FIG. 1 is a circuit diagram showing a refrigerant circuit of an air conditioner according to a first embodiment of the present invention.

FIG. 2 is a flowchart showing a control flow of the first embodiment of the present invention.

FIG. 3 is a characteristic diagram showing the relationship between the cooling water temperature of the internal combustion engine used in the first embodiment of the present invention and the air volume of the blower blower.

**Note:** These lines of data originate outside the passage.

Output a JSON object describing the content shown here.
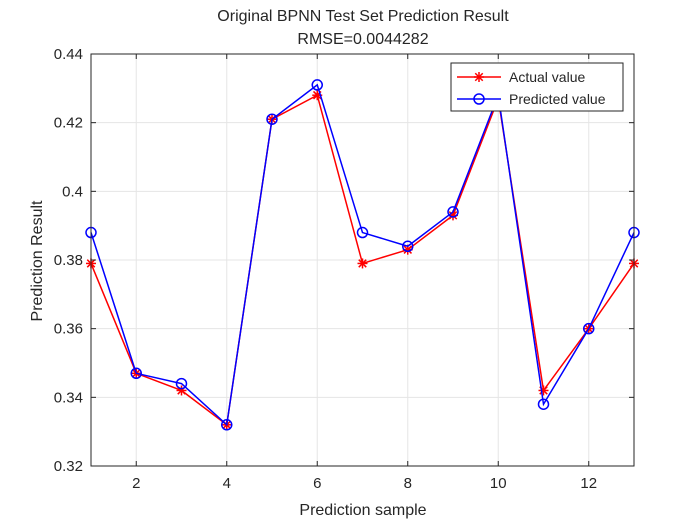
{
  "chart_data": {
    "type": "line",
    "title": "Original BPNN Test Set Prediction Result",
    "subtitle": "RMSE=0.0044282",
    "xlabel": "Prediction sample",
    "ylabel": "Prediction Result",
    "xlim": [
      1,
      13
    ],
    "ylim": [
      0.32,
      0.44
    ],
    "x_ticks": [
      2,
      4,
      6,
      8,
      10,
      12
    ],
    "y_ticks": [
      0.32,
      0.34,
      0.36,
      0.38,
      0.4,
      0.42,
      0.44
    ],
    "y_tick_labels": [
      "0.32",
      "0.34",
      "0.36",
      "0.38",
      "0.4",
      "0.42",
      "0.44"
    ],
    "grid": true,
    "legend_position": "top-right",
    "x": [
      1,
      2,
      3,
      4,
      5,
      6,
      7,
      8,
      9,
      10,
      11,
      12,
      13
    ],
    "series": [
      {
        "name": "Actual value",
        "color": "#ff0000",
        "marker": "asterisk",
        "values": [
          0.379,
          0.347,
          0.342,
          0.332,
          0.421,
          0.428,
          0.379,
          0.383,
          0.393,
          0.427,
          0.342,
          0.36,
          0.379
        ]
      },
      {
        "name": "Predicted value",
        "color": "#0000ff",
        "marker": "circle",
        "values": [
          0.388,
          0.347,
          0.344,
          0.332,
          0.421,
          0.431,
          0.388,
          0.384,
          0.394,
          0.428,
          0.338,
          0.36,
          0.388
        ]
      }
    ]
  }
}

FIG. 4 is a characteristic diagram showing the relationship between the refrigerant discharge pressure of the compressor used in the first embodiment of the present invention and the air volume of the blower blower.

[Explanation of symbols]

 1 Internal Combustion Engine 3 Hot Water Heater (Main Heating Device) 10 Compressor 11 Condenser 13 First Pressure Reduction Device 14 Evaporator 18 Three-way Valve 20 Bypass Pipe 22 Second Pressure Reduction Device 31 Pressure Sensor (Sensor) 32 Control Circuit (Control Means) 33 Motor (driving means) 34 Blower blower (blower)

Claims (1)

[Claims] 1. An air conditioner having a main heating device, comprising a compressor for pumping a refrigerant, a condenser connected to a refrigerant discharge side of the compressor, and a refrigerant suction side of the compressor. An evaporator, which is provided in series with the main heating device such that an air flow passage flowing through the evaporator and an air flow passage heated by the main heating device at least partially coincide with each other, and the compressor. And a bypass pipe connected to the condenser, a bypass pipe bypassing the condenser and connected to a path connecting the condenser and the evaporator from the three-way valve, and a refrigerant inlet side of the evaporator. A decompression device, a driving means of a blower for flowing air through the evaporator, a refrigerant discharge pressure of the compressor, a refrigerant suction pressure, a refrigerant discharge temperature, the evaporator A sensor that detects at least one refrigerant state of the refrigerant temperature before the inlet of the relator, calculates an optimum air volume of the blower according to the output of the sensor, and outputs a drive signal of the blower to the drive means based on the calculation result. An air conditioner comprising a control means for outputting.